Dzhokhar Tsarnaev, 19, is charged with joining with his older brother, Tamerlan, who’s now dead, in setting off the shrapnel-packed pressure-cooker bombs. The bombs were triggered by a remote detonator of the kind used in remote-control toys, U.S. officials have said.

U.S. officials investigating the bombings have said that so far there is no evidence of a wider plot, including training, direction or funding for the attacks.

A criminal complaint outlining federal charges against Dzhokhar Tsarnaev described him as holding a cellphone in his hand minutes before the first explosion. The brothers are ethnic Chechens from Russia who came to the U.S. about a decade ago with their parents.

“I think given the level of sophistication of this device, the fact that the pressure cooker is a signature device that goes back to Pakistan, Afghanistan, leads me to believe — and the way they handled these devices and the tradecraft — ... that there was a trainer and the question is where is that trainer or trainers,” said Rep. Michael McCaul, R-Texas, on “Fox News Sunday.”

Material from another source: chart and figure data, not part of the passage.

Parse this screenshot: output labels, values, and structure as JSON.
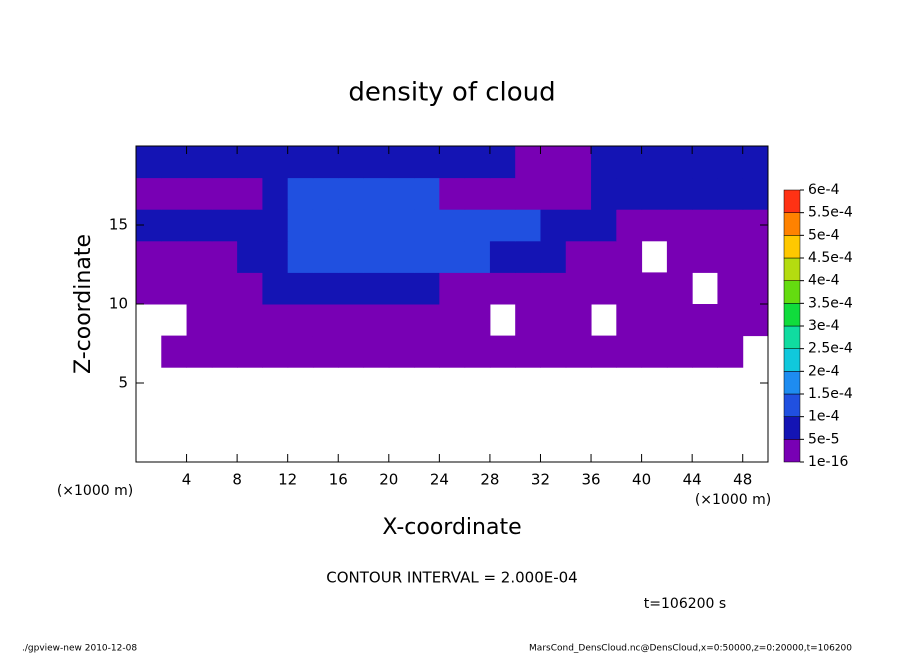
{
  "chart_data": {
    "type": "contour",
    "title": "density of cloud",
    "xlabel": "X-coordinate",
    "ylabel": "Z-coordinate",
    "x_unit": "(×1000 m)",
    "interval_note": "CONTOUR INTERVAL = 2.000E-04",
    "time_note": "t=106200 s",
    "footer_left": "./gpview-new  2010-12-08",
    "footer_right": "MarsCond_DensCloud.nc@DensCloud,x=0:50000,z=0:20000,t=106200",
    "xlim": [
      0,
      50
    ],
    "ylim": [
      0,
      20
    ],
    "xticks": [
      4,
      8,
      12,
      16,
      20,
      24,
      28,
      32,
      36,
      40,
      44,
      48
    ],
    "yticks": [
      5,
      10,
      15
    ],
    "x": [
      1,
      3,
      5,
      7,
      9,
      11,
      13,
      15,
      17,
      19,
      21,
      23,
      25,
      27,
      29,
      31,
      33,
      35,
      37,
      39,
      41,
      43,
      45,
      47,
      49
    ],
    "y": [
      1,
      3,
      5,
      7,
      9,
      11,
      13,
      15,
      17,
      19
    ],
    "z": [
      [
        null,
        null,
        null,
        null,
        null,
        null,
        null,
        null,
        null,
        null,
        null,
        null,
        null,
        null,
        null,
        null,
        null,
        null,
        null,
        null,
        null,
        null,
        null,
        null,
        null
      ],
      [
        null,
        null,
        null,
        null,
        null,
        null,
        null,
        null,
        null,
        null,
        null,
        null,
        null,
        null,
        null,
        null,
        null,
        null,
        null,
        null,
        null,
        null,
        null,
        null,
        null
      ],
      [
        null,
        null,
        null,
        null,
        null,
        null,
        null,
        null,
        null,
        null,
        null,
        null,
        null,
        null,
        null,
        null,
        null,
        null,
        null,
        null,
        null,
        null,
        null,
        null,
        null
      ],
      [
        null,
        2e-05,
        2e-05,
        2e-05,
        2e-05,
        2e-05,
        2e-05,
        2e-05,
        2e-05,
        2e-05,
        2e-05,
        2e-05,
        2e-05,
        2e-05,
        2e-05,
        2e-05,
        2e-05,
        2e-05,
        2e-05,
        2e-05,
        2e-05,
        2e-05,
        2e-05,
        2e-05,
        null
      ],
      [
        null,
        null,
        2e-05,
        2e-05,
        2e-05,
        2e-05,
        2e-05,
        2e-05,
        2e-05,
        2e-05,
        2e-05,
        2e-05,
        2e-05,
        3e-05,
        null,
        2e-05,
        2e-05,
        2e-05,
        null,
        2e-05,
        2e-05,
        2e-05,
        2e-05,
        2e-05,
        2e-05
      ],
      [
        3e-05,
        3e-05,
        3e-05,
        3e-05,
        3e-05,
        8e-05,
        8e-05,
        8e-05,
        8e-05,
        8e-05,
        8e-05,
        5e-05,
        3e-05,
        3e-05,
        3e-05,
        3e-05,
        3e-05,
        3e-05,
        3e-05,
        3e-05,
        3e-05,
        3e-05,
        null,
        3e-05,
        3e-05
      ],
      [
        4e-05,
        4e-05,
        4e-05,
        4e-05,
        7e-05,
        7e-05,
        0.00011,
        0.00011,
        0.00011,
        0.00011,
        0.00011,
        0.00011,
        0.00011,
        0.00011,
        8e-05,
        8e-05,
        8e-05,
        3e-05,
        3e-05,
        3e-05,
        null,
        3e-05,
        3e-05,
        3e-05,
        3e-05
      ],
      [
        7e-05,
        7e-05,
        7e-05,
        9e-05,
        9e-05,
        9e-05,
        0.00012,
        0.00012,
        0.00012,
        0.00012,
        0.00012,
        0.00012,
        0.00011,
        0.00011,
        0.00011,
        0.00011,
        6e-05,
        6e-05,
        6e-05,
        4e-05,
        4e-05,
        4e-05,
        4e-05,
        4e-05,
        4e-05
      ],
      [
        4e-05,
        4e-05,
        4e-05,
        4e-05,
        4e-05,
        6e-05,
        0.00011,
        0.00011,
        0.00011,
        0.00011,
        0.00011,
        0.00011,
        3e-05,
        3e-05,
        3e-05,
        3e-05,
        3e-05,
        3e-05,
        8e-05,
        8e-05,
        8e-05,
        8e-05,
        8e-05,
        8e-05,
        8e-05
      ],
      [
        7e-05,
        7e-05,
        7e-05,
        7e-05,
        7e-05,
        7e-05,
        7e-05,
        9e-05,
        9e-05,
        9e-05,
        9e-05,
        9e-05,
        9e-05,
        9e-05,
        9e-05,
        3e-05,
        3e-05,
        3e-05,
        7e-05,
        7e-05,
        7e-05,
        7e-05,
        7e-05,
        7e-05,
        7e-05
      ]
    ],
    "levels": [
      {
        "value": 1e-16,
        "label": "1e-16"
      },
      {
        "value": 5e-05,
        "label": "5e-5"
      },
      {
        "value": 0.0001,
        "label": "1e-4"
      },
      {
        "value": 0.00015,
        "label": "1.5e-4"
      },
      {
        "value": 0.0002,
        "label": "2e-4"
      },
      {
        "value": 0.00025,
        "label": "2.5e-4"
      },
      {
        "value": 0.0003,
        "label": "3e-4"
      },
      {
        "value": 0.00035,
        "label": "3.5e-4"
      },
      {
        "value": 0.0004,
        "label": "4e-4"
      },
      {
        "value": 0.00045,
        "label": "4.5e-4"
      },
      {
        "value": 0.0005,
        "label": "5e-4"
      },
      {
        "value": 0.00055,
        "label": "5.5e-4"
      },
      {
        "value": 0.0006,
        "label": "6e-4"
      }
    ],
    "colors": [
      "#7800b4",
      "#1414b4",
      "#2050e0",
      "#1e8cf0",
      "#10c8dc",
      "#10dca0",
      "#10dc3c",
      "#64dc10",
      "#b4dc10",
      "#ffc800",
      "#ff8200",
      "#ff3214"
    ]
  }
}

Rep. Adam Schiff, D-Calif., of the House Intelligence Committee, said he thought it’s “probably true” that the attack was not linked to a major group. But, he told CNN’s “State of the Union,” that there “may have been radicalizing influences” in the U.S. or abroad. “It does look like a lot of radicalization was self-radicalization online, but we don’t know the full answers yet.”

On ABC’s “This Week,” moderator George Stephanopoulos raised the question to the chairman of the House Intelligence Committee about FBI suspicions that the brothers had help in getting the bombs together. “Absolutely, and not only that, but in the self-radicalization process, you still need outside affirmation,” responded Rep. Mike Rogers, R-Mich.